Cher maître, dans l'hémicycle de l'Assemblée nationale et donc dans le débat démocratique, lorsque nous prononçons certains termes, je doute qu'ils soient indexés sur le code pénal, quelle que soit la sensibilité de l'orateur. L'intitulé de notre commission d'enquête comporte le mot de violences. Le président a précisément caractérisé les éléments qu'englobe ce terme très général, tel qu'il est communément utilisé par nos concitoyens. Nous connaissons le sens pénal du terme, que vous avez rappelé ; c'est pourquoi le président a indiqué dès son propos liminaire que nous incluons les dégradations de biens dans la définition, tout en les distinguant des atteintes aux personnes. De ce point de vue, nous prenons votre remarque comme une confirmation de notre travail.
Les questionnaires ont été établis par les administrateurs en lien avec moi. Je récuse absolument cette petite musique au sujet de la première partie du questionnaire qui vous a été adressé et que je tiens à la disposition de tous. Cette partie porte sur les profils, la catégorisation des individus qui s'adonnent à des violences. Nous connaissons parfaitement le secret auquel vous êtes tenus, comme nous savons que la commission d'enquête ne peut empiéter sur des affaires judiciaires en cours. Le garde des Sceaux nous a avertis à ce sujet avant même sa constitution – non par quelques individus, mais par un vote de l'Assemblée nationale dans l'hémicycle.
Nous souhaitons savoir s'il est possible, compte tenu de votre déontologie et des contraintes qui s'imposent à vous, et sans évidemment que vous ne violiez le secret auquel vous êtes tenus, d'établir des catégories de profils. Il ne s'agit pas d'individus en particulier. Certains services nous disent que les uns appartiennent plutôt à l'ultragauche, les autres aux ultra-jaunes, que d'autres sont plutôt des étudiants. Nous voulons simplement pouvoir classifier, car il y a de grandes confusions dans le débat public, par exemple à propos des termes « violences » ou « radicalisation ». Mon rôle de rapporteur, sous le contrôle de la commission et de mes collègues, sera de clarifier et de classer de manière rationnelle.

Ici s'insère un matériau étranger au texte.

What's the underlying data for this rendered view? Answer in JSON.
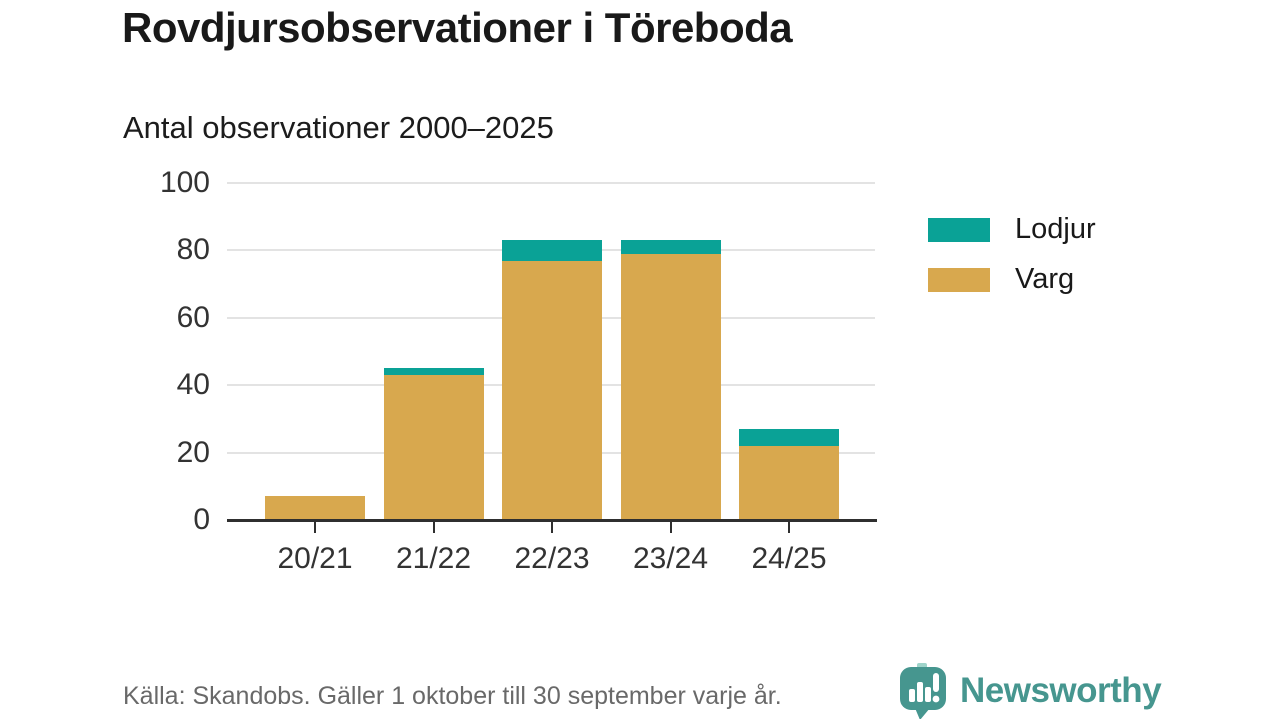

Lorsque j'aurai des opinions personnelles à émettre, je les distinguerai de ce travail de rationalisation et d'objectivation par les formules « selon votre rapporteur » et « selon l'interprétation personnelle du rapporteur ».
Vous aurez constaté que l'Assemblée nationale n'est pas homogène. Il y a dans cette pièce des personnes qui ne pensent pas la même chose et qui auront, à partir de faits objectifs, des interprétations divergentes.